The quality of the images in 1896 was pretty impressive, but they came at a cost. Exposure time was about 90 minutes, and the total dose of radiation was 1,500 times greater than what is used today. Subjects and experimenters received radiation burns, suffered eye problems, lost their hair, and developed cancer. Many people ended up having to amputate the hands that had been X-rayed. Hoffmans' original machine quickly became obsolete, and was abandoned on a shelf in a warehouse in Maastricht until a documentary film crew discovered it in 2010. Dr. Gerrit Kemerink, of the Maastricht University Medical Center, put Hoffmans' machine to the test, and was able to produce an image of a cadaver hand on the 115-year-old machine. Kemerink said, "Our experience with this machine, which had a buzzing interruptor, crackling lightning within a spark gap, and a greenish light flashing in a tube, which spread the smell of ozone and which revealed internal structures in the human body was, even today, little less than magical."

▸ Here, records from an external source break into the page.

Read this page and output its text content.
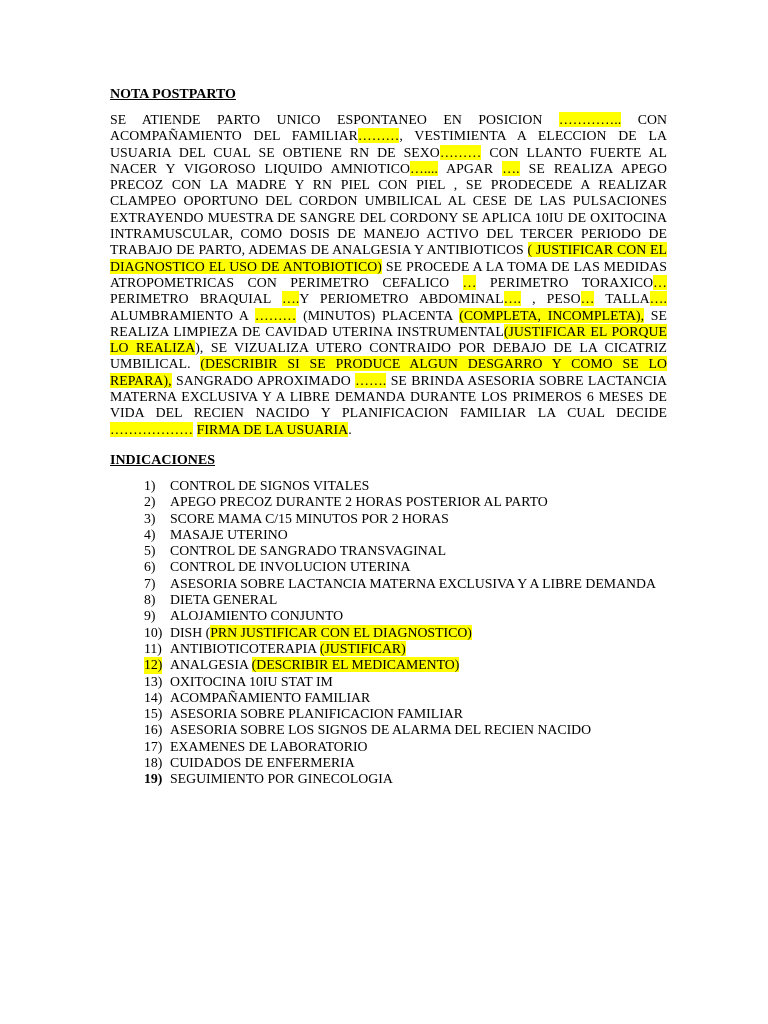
NOTA POSTPARTO

SE ATIENDE PARTO UNICO ESPONTANEO EN POSICION ………….. CON ACOMPAÑAMIENTO DEL FAMILIAR………, VESTIMIENTA A ELECCION DE LA USUARIA DEL CUAL SE OBTIENE RN DE SEXO……… CON LLANTO FUERTE AL NACER Y VIGOROSO LIQUIDO AMNIOTICO….... APGAR …. SE REALIZA APEGO PRECOZ CON LA MADRE Y RN PIEL CON PIEL , SE PRODECEDE A REALIZAR CLAMPEO OPORTUNO DEL CORDON UMBILICAL AL CESE DE LAS PULSACIONES EXTRAYENDO MUESTRA DE SANGRE DEL CORDONY SE APLICA 10IU DE OXITOCINA INTRAMUSCULAR, COMO DOSIS DE MANEJO ACTIVO DEL TERCER PERIODO DE TRABAJO DE PARTO, ADEMAS DE ANALGESIA Y ANTIBIOTICOS ( JUSTIFICAR CON EL DIAGNOSTICO EL USO DE ANTOBIOTICO) SE PROCEDE A LA TOMA DE LAS MEDIDAS ATROPOMETRICAS CON PERIMETRO CEFALICO … PERIMETRO TORAXICO… PERIMETRO BRAQUIAL ….Y PERIOMETRO ABDOMINAL…. , PESO… TALLA…. ALUMBRAMIENTO A ……… (MINUTOS) PLACENTA (COMPLETA, INCOMPLETA), SE REALIZA LIMPIEZA DE CAVIDAD UTERINA INSTRUMENTAL(JUSTIFICAR EL PORQUE LO REALIZA), SE VIZUALIZA UTERO CONTRAIDO POR DEBAJO DE LA CICATRIZ UMBILICAL. (DESCRIBIR SI SE PRODUCE ALGUN DESGARRO Y COMO SE LO REPARA), SANGRADO APROXIMADO ……. SE BRINDA ASESORIA SOBRE LACTANCIA MATERNA EXCLUSIVA Y A LIBRE DEMANDA DURANTE LOS PRIMEROS 6 MESES DE VIDA DEL RECIEN NACIDO Y PLANIFICACION FAMILIAR LA CUAL DECIDE ……………… FIRMA DE LA USUARIA.

INDICACIONES
1) CONTROL DE SIGNOS VITALES
2) APEGO PRECOZ DURANTE 2 HORAS POSTERIOR AL PARTO
3) SCORE MAMA C/15 MINUTOS POR 2 HORAS
4) MASAJE UTERINO
5) CONTROL DE SANGRADO TRANSVAGINAL
6) CONTROL DE INVOLUCION UTERINA
7) ASESORIA SOBRE LACTANCIA MATERNA EXCLUSIVA Y A LIBRE DEMANDA
8) DIETA GENERAL
9) ALOJAMIENTO CONJUNTO
10) DISH (PRN JUSTIFICAR CON EL DIAGNOSTICO)
11) ANTIBIOTICOTERAPIA (JUSTIFICAR)
12) ANALGESIA (DESCRIBIR EL MEDICAMENTO)
13) OXITOCINA 10IU STAT IM
14) ACOMPAÑAMIENTO FAMILIAR
15) ASESORIA SOBRE PLANIFICACION FAMILIAR
16) ASESORIA SOBRE LOS SIGNOS DE ALARMA DEL RECIEN NACIDO
17) EXAMENES DE LABORATORIO
18) CUIDADOS DE ENFERMERIA
19) SEGUIMIENTO POR GINECOLOGIA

Today is the birthday of physician and philologist Peter Mark Roget (books by this author), born in London in 1779. He was a physician, trained at the University of Edinburgh, and he helped to found the University of London as well as a medical school at the University of Manchester. He was also a Fellow of the Royal Society, served as its secretary for over 20 years, and invented a slide rule that was widely used until the invention of the pocket calculator. He was interested in optics, and published a paper in 1824 called "Explanation of an Optical Deception in the Appearance of the Spokes of a Wheel Seen Through Vertical Apertures." He was the first to notice something called "persistence of vision" — the illusion of movement when looking at a series of still photographs in rapid succession — which formed the basis for future motion picture technology.
But we remember Roget for his thesaurus — which is the Greek word for "treasury" — a little project he started in his retirement. It took 12 years to complete, but Roget's Thesaurus of English Words and Phrases Classified and Arranged so as to Facilitate the Expression of Ideas and Assist in Literary Composition has been in print continuously since its publication in 1852.